Ana Karina Mascarenhas, BDS, MPH, DrPH, FDS RCPS (Glasg), Professor and Associate Dean of Research and Community Health at Woody L. Hunt School of Dental Medicine, Texas Tech University Health Sciences Center El Paso, said it’s essential to have a “structured and diligent” oral hygiene routine, consisting of the following:

  • Brush your teeth twice daily, preferably after meals. “This would mean after breakfast and last thing before going to bed. Brushing after lunch would help too,” she said.
  • Use fluoride toothpaste. This helps prevent cavities, according to the American Dental Association (ADA).
  • Avoid tobacco products and vaping. These can increase the risk of inflammation and gum disease, Mascarenhas explained.
  • Visit a dentist at least once a year for a checkup. The ADA says regular checkups help detect problems early when they are easier and less expensive to treat.
  • Follow your dentist’s advice diligently. This includes using a mouth rinse or other recommended oral hygiene aids, said Mascarenhas.
  • Get regular cleanings by a dental hygienist. Your dentist can recommend how often to do this, based on your personal needs, she said.

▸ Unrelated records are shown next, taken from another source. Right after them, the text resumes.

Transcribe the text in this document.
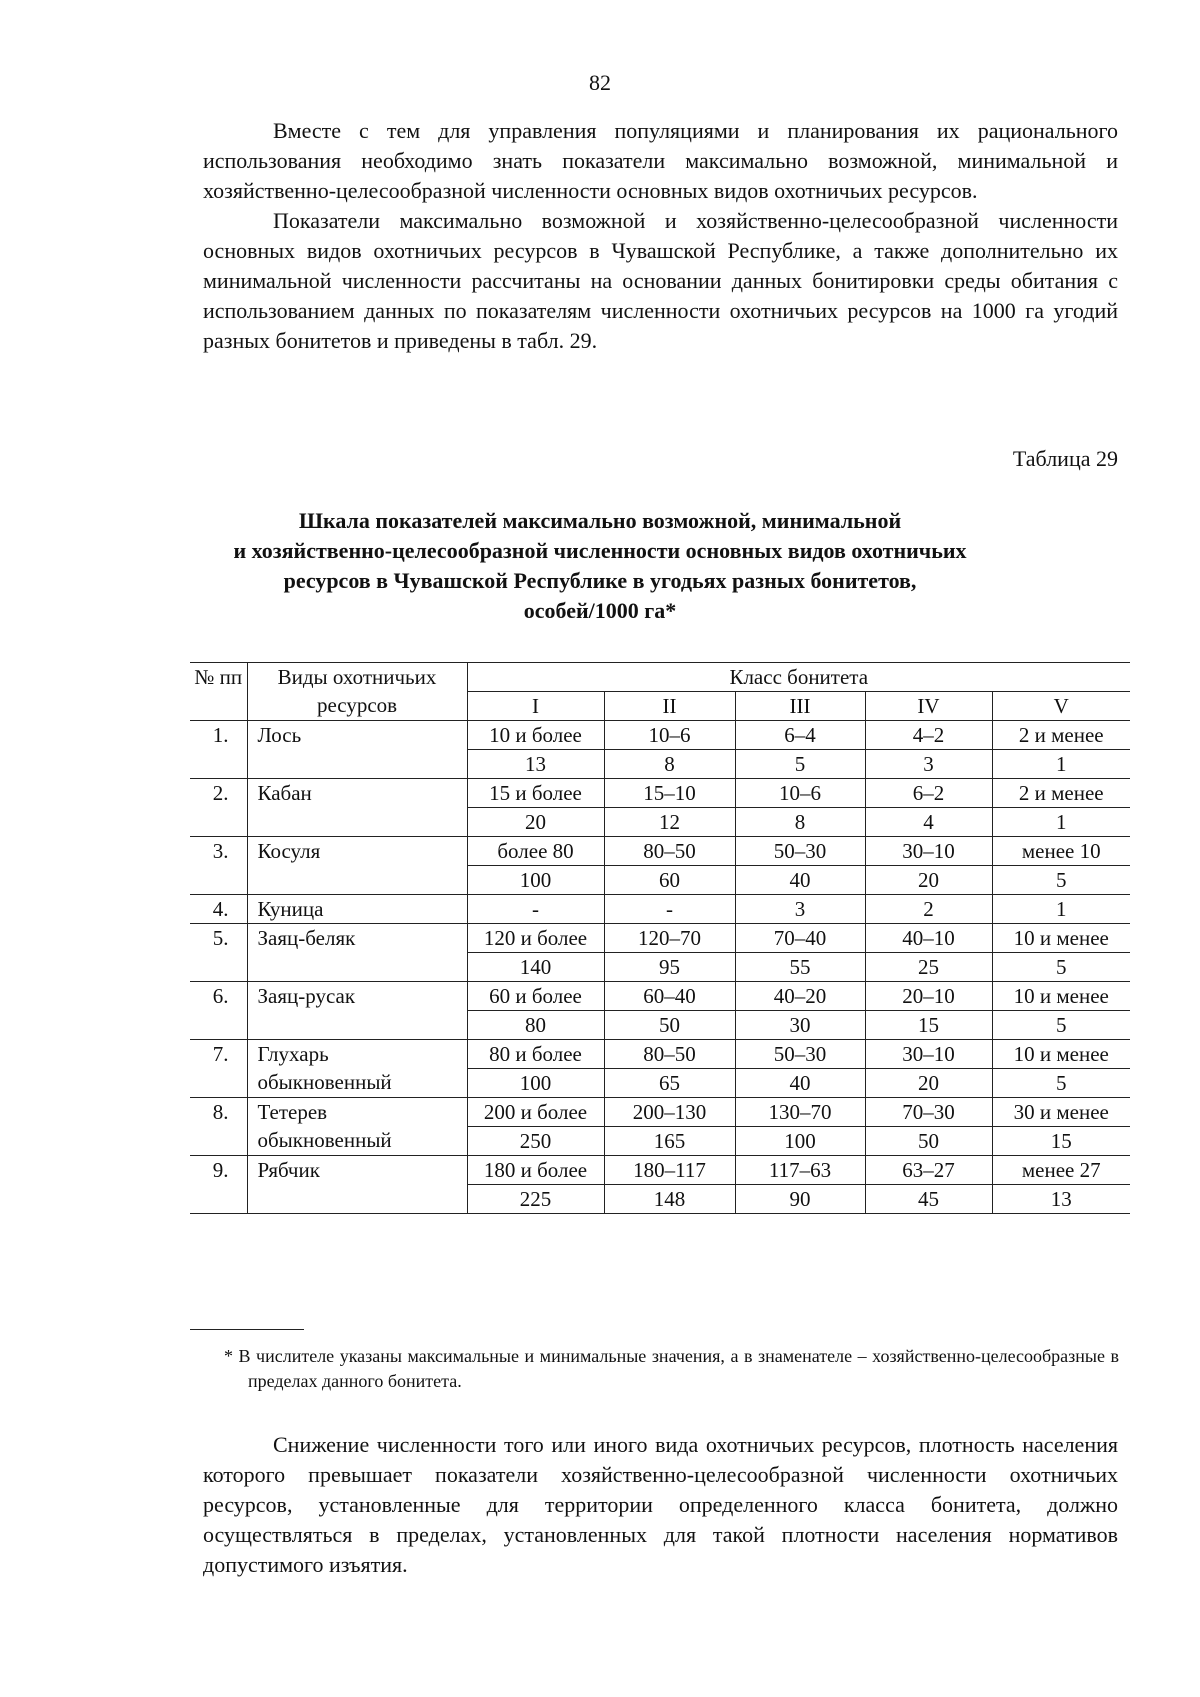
82

Вместе с тем для управления популяциями и планирования их рационального использования необходимо знать показатели максимально возможной, минимальной и хозяйственно-целесообразной численности основных видов охотничьих ресурсов.

Показатели максимально возможной и хозяйственно-целесообразной численности основных видов охотничьих ресурсов в Чувашской Республике, а также дополнительно их минимальной численности рассчитаны на основании данных бонитировки среды обитания с использованием данных по показателям численности охотничьих ресурсов на 1000 га угодий разных бонитетов и приведены в табл. 29.

Таблица 29
Шкала показателей максимально возможной, минимальной
и хозяйственно-целесообразной численности основных видов охотничьих
ресурсов в Чувашской Республике в угодьях разных бонитетов,
особей/1000 га*
№ пп	Виды охотничьих ресурсов	Класс бонитета				
		I	II	III	IV	V
1.	Лось	10 и более	10–6	6–4	4–2	2 и менее
		13	8	5	3	1
2.	Кабан	15 и более	15–10	10–6	6–2	2 и менее
		20	12	8	4	1
3.	Косуля	более 80	80–50	50–30	30–10	менее 10
		100	60	40	20	5
4.	Куница	-	-	3	2	1
5.	Заяц-беляк	120 и более	120–70	70–40	40–10	10 и менее
		140	95	55	25	5
6.	Заяц-русак	60 и более	60–40	40–20	20–10	10 и менее
		80	50	30	15	5
7.	Глухарь обыкновенный	80 и более	80–50	50–30	30–10	10 и менее
		100	65	40	20	5
8.	Тетерев обыкновенный	200 и более	200–130	130–70	70–30	30 и менее
		250	165	100	50	15
9.	Рябчик	180 и более	180–117	117–63	63–27	менее 27
		225	148	90	45	13
* В числителе указаны максимальные и минимальные значения, а в знаменателе – хозяйственно-целесообразные в пределах данного бонитета.

Снижение численности того или иного вида охотничьих ресурсов, плотность населения которого превышает показатели хозяйственно-целесообразной численности охотничьих ресурсов, установленные для территории определенного класса бонитета, должно осуществляться в пределах, установленных для такой плотности населения нормативов допустимого изъятия.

Mascarenhas further advised that even if you don’t have Alzheimer’s disease, there are many other compelling reasons to take care of your gums and teeth.

In addition to F. nucleatum‘s emerging link to Alzheimer’s, gum disease has been associated with several other diseases, with that list continuing to grow.

Certain cancers, pre-term births, stroke, cardiovascular diseases, and diabetes have been linked to poor oral hygiene, she said.

With diabetes, in particular, she said there is good evidence that those with untreated gum disease are more likely to be unable to control the condition. “The consequences of uncontrolled diabetes are debilitating, including loss of limbs,” she said.